The release had been anticipated for quite some time, given that this is the world’s leading desktop operating system, with approximately 1 billion installations of Windows 10 alone.
Flutter, which uses the Dart programming language, allows developers to create apps that operate natively on each platform, sharing as much code as possible to avoid double efforts and masking differences where they occur.
Flutter wants developers to be free to focus on what they want to design rather than whatever device they want to build for. This is generally more appropriate for small businesses or freelance developers who cannot target various platforms separately.
Developers can currently use Flutter to create apps that target Windows devices such as desktop PCs. Instead of merely touch for phones, the goal has been to integrate desktop mouse and cursor interaction paradigms. According to Google, more than half of all Flutter developers currently use Windows, so providing native desktop support for Microsoft’s ubiquitous operating system makes a lot of sense.

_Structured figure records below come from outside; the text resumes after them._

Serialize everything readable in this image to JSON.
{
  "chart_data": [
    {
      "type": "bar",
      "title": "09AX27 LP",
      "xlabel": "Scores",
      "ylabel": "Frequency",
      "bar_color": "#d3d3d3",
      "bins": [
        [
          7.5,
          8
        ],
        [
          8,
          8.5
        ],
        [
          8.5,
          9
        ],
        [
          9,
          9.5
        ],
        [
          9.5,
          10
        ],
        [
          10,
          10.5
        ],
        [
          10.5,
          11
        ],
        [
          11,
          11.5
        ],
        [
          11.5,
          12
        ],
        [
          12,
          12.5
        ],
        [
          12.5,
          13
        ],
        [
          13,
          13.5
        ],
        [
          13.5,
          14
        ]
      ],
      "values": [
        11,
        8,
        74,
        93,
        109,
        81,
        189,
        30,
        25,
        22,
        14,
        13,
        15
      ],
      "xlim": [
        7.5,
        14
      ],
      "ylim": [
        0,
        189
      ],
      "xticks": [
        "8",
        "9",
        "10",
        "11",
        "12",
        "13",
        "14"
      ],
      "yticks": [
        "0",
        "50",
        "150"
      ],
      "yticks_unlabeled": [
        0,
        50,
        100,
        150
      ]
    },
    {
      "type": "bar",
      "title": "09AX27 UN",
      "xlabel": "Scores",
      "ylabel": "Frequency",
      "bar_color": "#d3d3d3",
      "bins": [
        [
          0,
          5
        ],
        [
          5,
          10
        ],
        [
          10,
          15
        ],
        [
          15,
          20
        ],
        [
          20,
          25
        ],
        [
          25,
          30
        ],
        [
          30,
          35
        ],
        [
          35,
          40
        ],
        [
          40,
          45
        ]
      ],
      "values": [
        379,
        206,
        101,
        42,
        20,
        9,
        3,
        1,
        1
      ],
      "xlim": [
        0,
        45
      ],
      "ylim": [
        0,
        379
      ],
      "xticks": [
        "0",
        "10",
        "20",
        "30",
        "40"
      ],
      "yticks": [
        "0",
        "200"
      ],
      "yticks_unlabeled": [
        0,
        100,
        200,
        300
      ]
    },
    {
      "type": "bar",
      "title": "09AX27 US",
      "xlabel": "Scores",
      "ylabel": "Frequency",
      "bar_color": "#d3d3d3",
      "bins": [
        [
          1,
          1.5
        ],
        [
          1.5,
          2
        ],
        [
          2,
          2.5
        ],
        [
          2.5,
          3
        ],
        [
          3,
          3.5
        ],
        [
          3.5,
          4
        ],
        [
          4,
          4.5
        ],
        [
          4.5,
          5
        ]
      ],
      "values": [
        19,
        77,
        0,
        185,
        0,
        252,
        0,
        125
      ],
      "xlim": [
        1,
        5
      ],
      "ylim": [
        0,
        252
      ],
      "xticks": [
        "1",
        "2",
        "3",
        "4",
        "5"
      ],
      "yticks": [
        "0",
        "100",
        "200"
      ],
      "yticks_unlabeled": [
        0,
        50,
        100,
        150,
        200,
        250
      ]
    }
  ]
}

The Flutter development team recognizes that there is much work to be done on Windows, such as adding features for “accessibility, globalization and localization, enhanced keyboard and text handling, support for command-line arguments, and more.” This initial version provides a solid basis that will be refined over the next few months. With Windows 7 and above support, Flutter support for Windows offers a starting point for ambitious developers.